夜もずいぶん更けていた。福建大学の女子学生寮だ。学生らは、寝る準備を始めていた。と、部屋の片隅で「バン!」という音がした。異臭がただよった。見ると、ベッドの脇に置いていた保温カップのふたが吹き飛んでいた。二段式ベッドの上段の板の下側に、やや黄身を帯びた白いどろどろとした液体がこびりついていた。飛沫があたりに飛び散っていた。バナナミルクという濃いヨーグルト状の食品と分かった。中国新聞社などが報じた。

 女子学生1人が数時間前、バナナミルクを飲もうと思い保温カップに入れた。特に温めたわけではない。カップのふたを閉めて、そのまま忘れてしまった。ルームメイトの1人が、簡易投稿サイトの微博(ウェイボー、中国版ツイッター)で、「どういうことなのか、分かる方はいらっしゃいませんか?」と書いたことで、注目を集めた。

 バナナミルク爆発と同時に、室内には酸っぱいような臭いが立ち込めたという。微博ユーザーの多くは「密閉された保温カップの中で細菌が繁殖してガスが発生。圧力が高まったのでカップのふたを吹き飛ばして爆発したのでは」と書き込んだ。

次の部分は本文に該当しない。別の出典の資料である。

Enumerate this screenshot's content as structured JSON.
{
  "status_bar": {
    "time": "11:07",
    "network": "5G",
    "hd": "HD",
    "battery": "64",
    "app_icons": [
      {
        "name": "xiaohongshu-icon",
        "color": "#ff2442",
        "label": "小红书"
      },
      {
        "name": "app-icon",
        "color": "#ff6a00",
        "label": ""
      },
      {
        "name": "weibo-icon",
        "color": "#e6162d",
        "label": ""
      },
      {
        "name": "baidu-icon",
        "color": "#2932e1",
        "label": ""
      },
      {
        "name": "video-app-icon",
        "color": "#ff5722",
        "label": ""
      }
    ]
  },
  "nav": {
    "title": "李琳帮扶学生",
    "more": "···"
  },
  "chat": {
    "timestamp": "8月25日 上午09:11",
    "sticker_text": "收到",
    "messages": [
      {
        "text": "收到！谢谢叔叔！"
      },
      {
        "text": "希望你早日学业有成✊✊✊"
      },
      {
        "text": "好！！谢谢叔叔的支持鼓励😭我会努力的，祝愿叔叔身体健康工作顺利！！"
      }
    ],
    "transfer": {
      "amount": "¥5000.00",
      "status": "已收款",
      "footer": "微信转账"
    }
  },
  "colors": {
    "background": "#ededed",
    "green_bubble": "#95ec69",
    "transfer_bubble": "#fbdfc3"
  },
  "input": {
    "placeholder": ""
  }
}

 しかし福建大学化学化工学院の邱彬教授は「果汁入り飲料で細菌が大量に増殖するのは一般に、(開封後)24時間程度が経過してからだ」、「容器からカップに移して数時間後の爆発ということであり、温めて(細菌が繁殖しやすい温度にして)いたわけでもない。そのため、細菌が増えたことが爆発の原因になったとは認めにくい」と述べた。

 微博への投稿が事実なら、バナナミルクは上方向に1メートル程度は噴出してベッドの板に付着したことになる。カップそのものは変形しなかったというが、内部の圧力が相当に高まっていたのは確実だ。確認はできないが、元の容器から出す前の段階で、バナナミルク内部で大量の細菌が発生した可能性も否定できない。

 インターネットメディア各社が、「バナナミルク爆発」の記事を配信した。関連記事として、遼寧省大連市内で9月17日未明に果汁入り飲料の容器が爆発したことを紹介したメディアもある。食品業界向け専門サイトの中国食品科技網などは「食べ物が爆弾になった」などの見出しで報じた。

 同爆発でけが人の発生は伝えられていない。